On Wednesday, Netflix CEO Reed Hastings said his company expected the number of Netflix DVD subscribers to "decline steadily for every quarter, forever," as more users turn to streaming video. Hastings, who was speaking to reporters during a conference call, hastened to add that Netflix would keep the DVD portion of its business "stable," and "very high functioning," at least for the foreseeable future. 

In the meantime, according to All Things D, Netflix will bulk up its selection of streaming video, and continue to add new unique online content, such as the forthcoming series "House of Cards." In other words, as Peter Kafka of All Things D notes, Netflix will become "a premium cable channel that gives subscribers lots of viewing choices – including some stuff they can’t see anywhere else – but not unlimited choices." 

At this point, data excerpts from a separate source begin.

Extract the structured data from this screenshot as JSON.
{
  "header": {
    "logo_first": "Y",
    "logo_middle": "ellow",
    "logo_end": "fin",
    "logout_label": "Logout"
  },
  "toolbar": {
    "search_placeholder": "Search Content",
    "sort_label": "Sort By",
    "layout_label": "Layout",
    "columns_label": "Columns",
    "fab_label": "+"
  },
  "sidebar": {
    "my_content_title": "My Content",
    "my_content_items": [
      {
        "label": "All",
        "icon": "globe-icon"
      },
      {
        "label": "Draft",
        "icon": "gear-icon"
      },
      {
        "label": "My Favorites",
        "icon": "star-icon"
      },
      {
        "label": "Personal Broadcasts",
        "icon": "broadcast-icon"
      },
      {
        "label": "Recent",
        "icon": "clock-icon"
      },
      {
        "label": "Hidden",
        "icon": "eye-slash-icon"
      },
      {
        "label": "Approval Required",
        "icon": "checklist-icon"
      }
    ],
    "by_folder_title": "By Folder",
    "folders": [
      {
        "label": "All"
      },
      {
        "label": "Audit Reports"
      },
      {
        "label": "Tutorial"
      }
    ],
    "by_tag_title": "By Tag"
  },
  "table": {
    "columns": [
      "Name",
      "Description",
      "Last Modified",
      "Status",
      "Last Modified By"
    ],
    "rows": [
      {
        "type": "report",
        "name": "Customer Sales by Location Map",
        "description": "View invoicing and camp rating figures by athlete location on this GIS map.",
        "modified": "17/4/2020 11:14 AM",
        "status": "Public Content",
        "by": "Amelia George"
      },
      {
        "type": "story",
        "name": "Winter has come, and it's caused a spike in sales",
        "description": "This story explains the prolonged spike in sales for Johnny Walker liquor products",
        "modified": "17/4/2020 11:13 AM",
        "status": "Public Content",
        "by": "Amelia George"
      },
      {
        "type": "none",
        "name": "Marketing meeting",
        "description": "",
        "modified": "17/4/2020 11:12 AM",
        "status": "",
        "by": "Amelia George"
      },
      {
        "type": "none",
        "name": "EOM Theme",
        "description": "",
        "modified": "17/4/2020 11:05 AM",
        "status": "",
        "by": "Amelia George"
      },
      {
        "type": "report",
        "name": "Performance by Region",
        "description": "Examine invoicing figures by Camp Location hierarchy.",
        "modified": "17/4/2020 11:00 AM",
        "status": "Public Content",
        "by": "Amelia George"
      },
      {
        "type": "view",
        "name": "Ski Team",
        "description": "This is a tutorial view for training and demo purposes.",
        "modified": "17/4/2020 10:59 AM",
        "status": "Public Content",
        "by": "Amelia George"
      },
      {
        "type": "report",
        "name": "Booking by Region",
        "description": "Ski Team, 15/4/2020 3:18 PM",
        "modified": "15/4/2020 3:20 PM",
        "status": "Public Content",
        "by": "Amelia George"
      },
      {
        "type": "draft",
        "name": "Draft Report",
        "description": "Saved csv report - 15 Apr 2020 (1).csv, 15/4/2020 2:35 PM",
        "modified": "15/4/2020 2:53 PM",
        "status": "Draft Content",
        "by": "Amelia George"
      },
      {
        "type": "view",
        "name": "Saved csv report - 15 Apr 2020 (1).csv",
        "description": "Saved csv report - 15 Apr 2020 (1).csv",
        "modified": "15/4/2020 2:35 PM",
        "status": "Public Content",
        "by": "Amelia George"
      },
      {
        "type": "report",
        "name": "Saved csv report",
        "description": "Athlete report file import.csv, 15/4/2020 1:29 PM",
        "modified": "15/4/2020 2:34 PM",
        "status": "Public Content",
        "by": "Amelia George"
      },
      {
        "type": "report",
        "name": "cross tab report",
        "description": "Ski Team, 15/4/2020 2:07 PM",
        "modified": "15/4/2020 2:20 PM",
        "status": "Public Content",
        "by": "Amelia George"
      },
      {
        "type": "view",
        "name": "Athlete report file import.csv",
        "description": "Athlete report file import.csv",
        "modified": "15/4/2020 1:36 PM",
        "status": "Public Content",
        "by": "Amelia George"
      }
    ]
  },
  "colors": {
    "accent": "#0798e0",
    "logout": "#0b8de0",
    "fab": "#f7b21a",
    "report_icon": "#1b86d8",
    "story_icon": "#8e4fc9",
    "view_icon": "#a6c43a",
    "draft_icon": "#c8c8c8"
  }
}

There's certainly room for that kind of service, Kafka adds: "a maverick Internet video service that could upend all of Hollywood and the TV industry sounds pretty exciting." Netflix, of course, weathered its share of woes last year, including a major dust-up over rate hikes and the rushed introduction of a rental service called Qwikster. Considering Hastings' pessimism toward discs, it's no wonder that Netflix tried to break off from DVD rentals and push that leaky boat out to sea. Of course, its current customers hated that plan, so Netflix later cancelled it.

But this week, the company posted some good news: During the last quarter of 2011, Netflix signed up 610,00 new US customers, almost making up for the 800,000 lost after the summer price hike – and bringing the total Netflix membership to 24.4 million. That was enough to beat analyst expectations, and give a nice bump to Netflix stock, Bloomberg News and the Washington Post report today.